State plan gives union fire control
FORMER MFB president Adrian Nye has warned the State Government’s fire services restructure will hand almost all “managerial control” to the United Firefighters’ Union.
Mr Nye also slammed the Government for its lack of consultation and labelled the restructure an “act of bad faith” in a submission to the parliamentary inquiry into the proposed laws.
“If the bill passes, the UFU will have secured a method of managerial control over a state enterprise not seen in any other Victorian public entity, nor to my knowledge in any other Australian or New Zealand public enterprise,” his submission says.
“The history of concessions made to the UFU on these complex administrative devices so as to assert significant control over a public entity cannot easily be unwound.
“Under these circumstances the public may have expected that extensive consultation and research might have been commissioned to ensure that the state is not advantaging a group of rent seekers, contrary to the public interest.”
Career firefighters have flooded the parliamentary inquiry with submissions supporting the restructure.
The union has directed all its members to take part and advocate for the restructure.
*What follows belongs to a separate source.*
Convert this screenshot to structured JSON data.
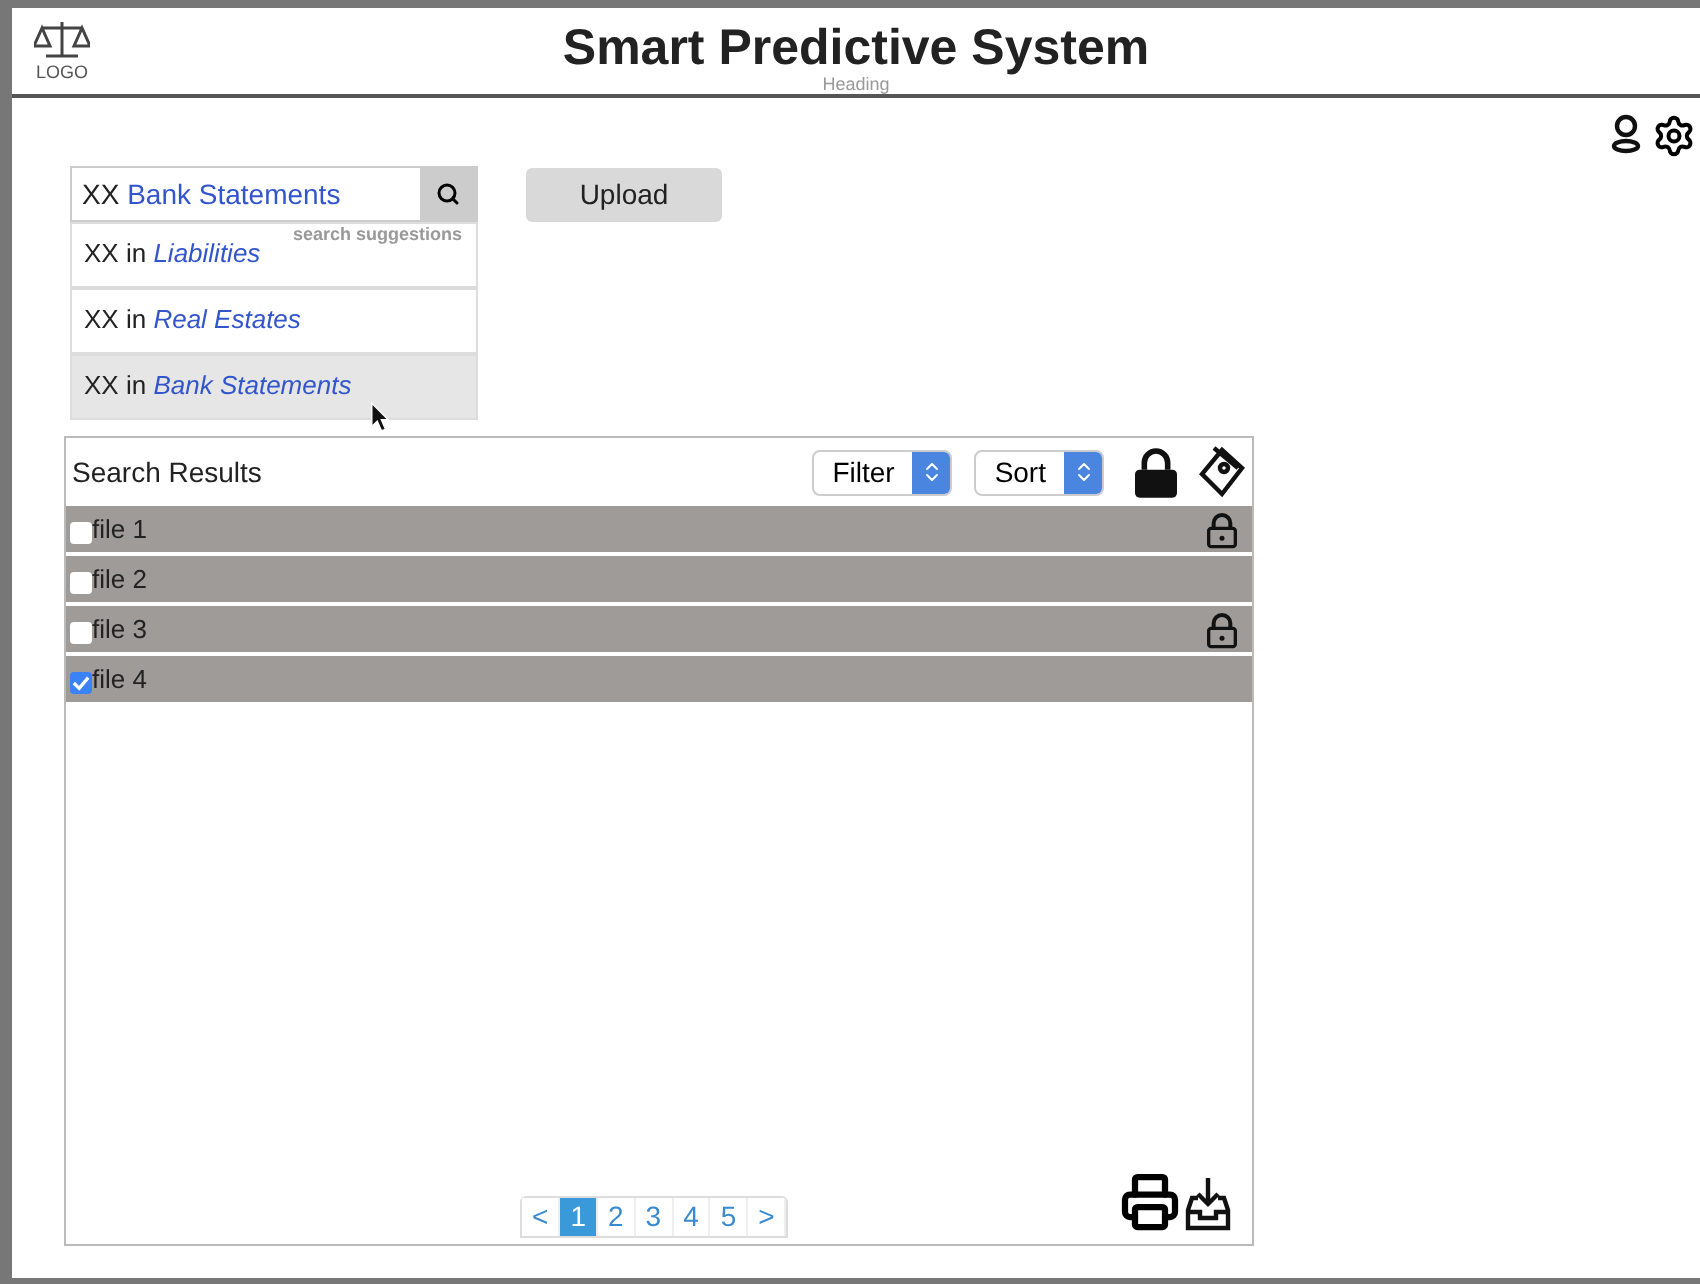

Under the restructure, the MFB would be abolished and all paid firefighters moved to a new service called Fire Rescue Victoria.
The new agency would also take over all of the CFA’s 35 integrated fire stations and all of its paid firefighters, with a new enterprise agreement to be drawn up for the FRV.
Mr Nye said previous enterprise agreements with the UFU had set up a system of union vetoes where fire services employees were effectively free from the public sector codes of conduct.